None. In fact, the evidence points in the other direction. New Zealand and the United Kingdom both had a Canadian-style health care system until they opened it up to the private sector in an attempt to decrease wait times. In fact, not only was there a loss of capacity in the public system of these two countries due to the poaching of health professionals by the private sector, it was also found that specialists "may even have an incentive to maintain long waiting lists in the public sector to generate demand for services on a private basis."

As a result, the public sector market-oriented reforms of the 1990s in New Zealand were regarded as having failed to achieve their promises. While they had some success in constraining health costs, elective surgery waiting lists had grown and the view was that structural change was needed. They are in the process of adding to public health care capacity.

As for the United Kingdom, the problem was addressed in 2001 with the hiring of 4,000 health professionals by the public system as the market-based reforms lengthened the wait times.

How many examples can we find of countries that did decrease wait times after moving to a two-tier system?

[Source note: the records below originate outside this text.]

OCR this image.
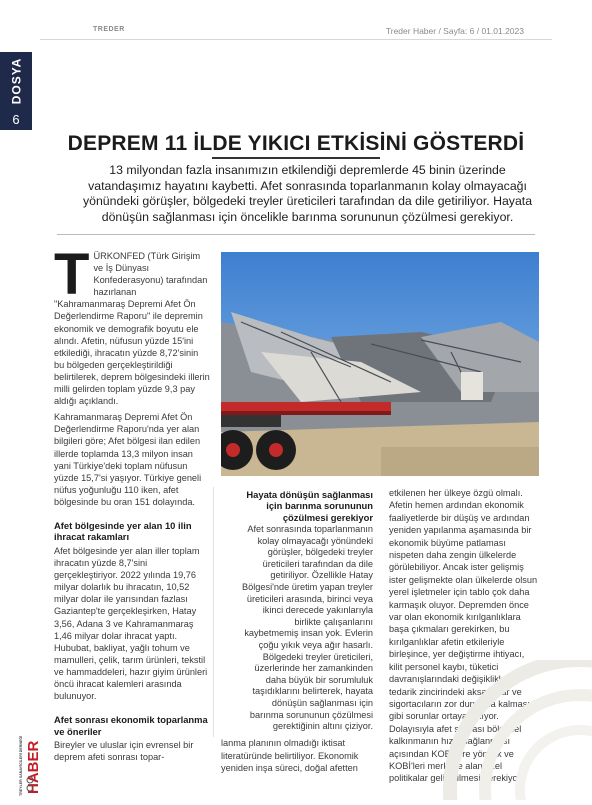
TREDER	Treder Haber / Sayfa: 6 / 01.01.2023
DOSYA
6
DEPREM 11 İLDE YIKICI ETKİSİNİ GÖSTERDİ
13 milyondan fazla insanımızın etkilendiği depremlerde 45 binin üzerinde vatandaşımız hayatını kaybetti. Afet sonrasında toparlanmanın kolay olmayacağı yönündeki görüşler, bölgedeki treyler üreticileri tarafından da dile getiriliyor. Hayata dönüşün sağlanması için öncelikle barınma sorununun çözülmesi gerekiyor.
T ÜRKONFED (Türk Girişim ve İş Dünyası Konfederasyonu) tarafından hazırlanan "Kahramanmaraş Depremi Afet Ön Değerlendirme Raporu" ile depremin ekonomik ve demografik boyutu ele alındı. Afetin, nüfusun yüzde 15'ini etkilediği, ihracatın yüzde 8,72'sinin bu bölgeden gerçekleştirildiği belirtilerek, deprem bölgesindeki illerin milli gelirden toplam yüzde 9,3 pay aldığı açıklandı.

Kahramanmaraş Depremi Afet Ön Değerlendirme Raporu'nda yer alan bilgileri göre; Afet bölgesi ilan edilen illerde toplamda 13,3 milyon insan yani Türkiye'deki toplam nüfusun yüzde 15,7'si yaşıyor. Türkiye geneli nüfus yoğunluğu 110 iken, afet bölgesinde bu oran 151 dolayında.

Afet bölgesinde yer alan 10 ilin ihracat rakamları

Afet bölgesinde yer alan iller toplam ihracatın yüzde 8,7'sini gerçekleştiriyor. 2022 yılında 19,76 milyar dolarlık bu ihracatın, 10,52 milyar dolar ile yarısından fazlası Gaziantep'te gerçekleşirken, Hatay 3,56, Adana 3 ve Kahramanmaraş 1,46 milyar dolar ihracat yaptı. Hububat, bakliyat, yağlı tohum ve mamulleri, çelik, tarım ürünleri, tekstil ve hammaddeleri, hazır giyim ürünleri öncü ihracat kalemleri arasında bulunuyor.

Afet sonrası ekonomik toparlanma ve öneriler

Bireyler ve uluslar için evrensel bir deprem afeti sonrası topar-

Hayata dönüşün sağlanması için barınma sorununun çözülmesi gerekiyor
Afet sonrasında toparlanmanın kolay olmayacağı yönündeki görüşler, bölgedeki treyler üreticileri tarafından da dile getiriliyor. Özellikle Hatay Bölgesi'nde üretim yapan treyler üreticileri arasında, birinci veya ikinci derecede yakınlarıyla birlikte çalışanlarını kaybetmemiş insan yok. Evlerin çoğu yıkık veya ağır hasarlı. Bölgedeki treyler üreticileri, üzerlerinde her zamankinden daha büyük bir sorumluluk taşıdıklarını belirterek, hayata dönüşün sağlanması için barınma sorununun çözülmesi gerektiğinin altını çiziyor.
lanma planının olmadığı iktisat literatüründe belirtiliyor. Ekonomik yeniden inşa süreci, doğal afetten
etkilenen her ülkeye özgü olmalı. Afetin hemen ardından ekonomik faaliyetlerde bir düşüş ve ardından yeniden yapılanma aşamasında bir ekonomik büyüme patlaması nispeten daha zengin ülkelerde görülebiliyor. Ancak ister gelişmiş ister gelişmekte olan ülkelerde olsun yerel işletmeler için tablo çok daha karmaşık oluyor. Depremden önce var olan ekonomik kırılganlıklara başa çıkmaları gerekirken, bu kırılganlıklar afetin etkileriyle birleşince, yer değiştirme ihtiyacı, kilit personel kaybı, tüketici davranışlarındaki değişiklikler, tedarik zincirindeki aksamalar ve sigortacıların zor durumda kalması gibi sorunlar ortaya çıkıyor. Dolayısıyla afet sonrası bölgesel kalkınmanın hızla sağlanması açısından KOBİ'lere yönelik ve KOBİ'leri merkeze alan özel politikalar geliştirilmesi gerekiyor.
HABER
TREYLER SANAYİCİLERİ DERNEĞİ
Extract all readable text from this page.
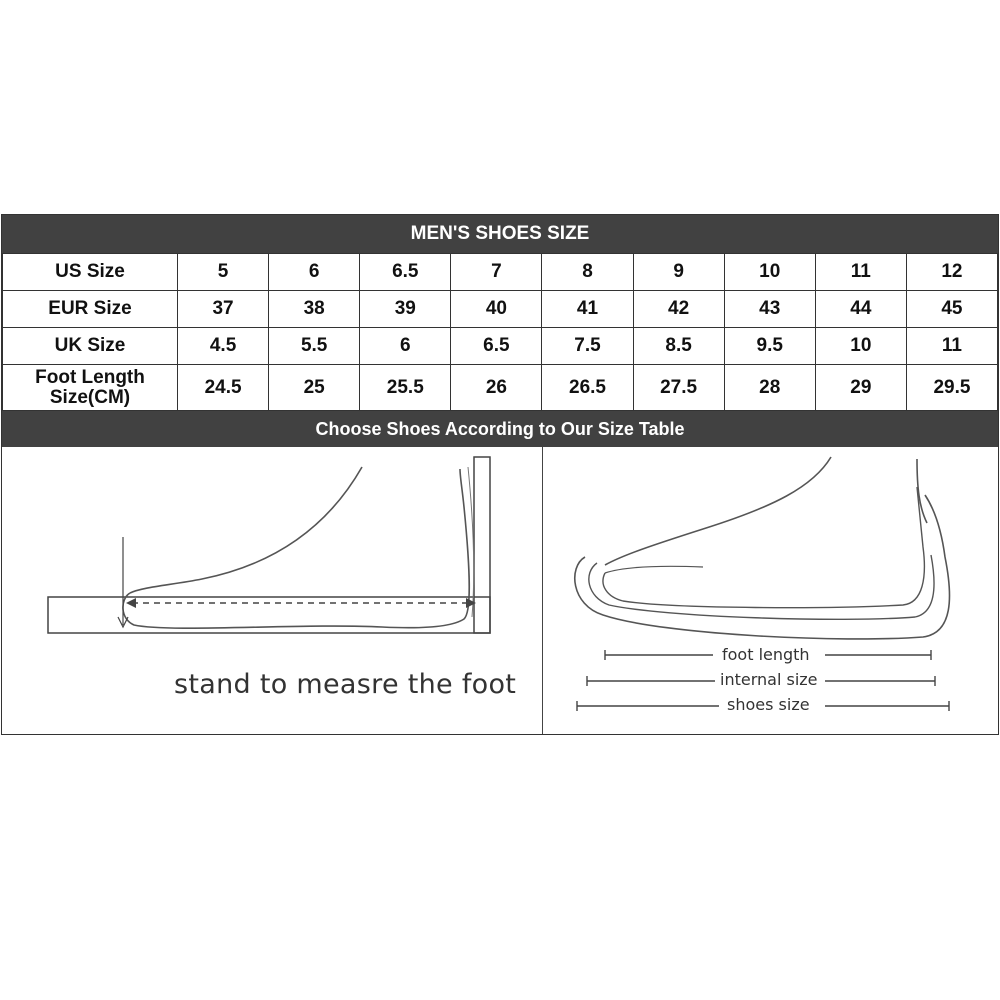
MEN'S SHOES SIZE
US Size	5	6	6.5	7	8	9	10	11	12
EUR Size	37	38	39	40	41	42	43	44	45
UK Size	4.5	5.5	6	6.5	7.5	8.5	9.5	10	11
Foot Length Size(CM)	24.5	25	25.5	26	26.5	27.5	28	29	29.5
Choose Shoes According to Our Size Table
stand to measre the foot
foot length
internal size
shoes size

None.

Unfortunately, it is unlikely that this type of evidence will sway the incoming president of the CMA, Dr. Brian Day. Relishing his "Dr. Profit" moniker, Dr. Day has been steadfastly campaigning since 1996 for increased private involvement in health care. He has also called for the repeal of the Canada Health Act and for user fees.

Dr. Day tries to portray himself as a moderate who only wishes to save medicare and who pleads for a "European-style" system, but the speech he gave to the Los Angeles Association of Health Underwriters only four months ago makes obvious his intent to open up a huge private market in Canada for the American industry.

Of course, his own private for-profit Cambie Surgery Centre will benefit from this change.

Where should the CMA go?

It is fairly obvious from the evidence that profit is not the cure for Canada's health care system. Rather than supporting market "reform" that would restrict current access, doctors and delegates should look to public solutions that can strengthen the system. The Alberta Hip and Knee Replacement Project and the Richmond Hip and Knee Reconstruction Project both reduced wait times by more than 75 per cent. Both projects consolidated waiting lists, standardized processes, applied queue management theories, and reallocated resources to achieve these impressive results.

The Sault Ste. Marie breast health centre reduced the wait-time from mammogram to breast cancer diagnosis by 75 per cent by consolidating the previously separate investigations. If a woman has a positive mammogram, she often has the ultrasound, and sometimes the biopsy as well, on the same day.

Examples like these can be shared between provinces, regions and institutions. Doctors should be encouraging these innovations that are the surest way towards improving access and better resource allocation in the Canadian system.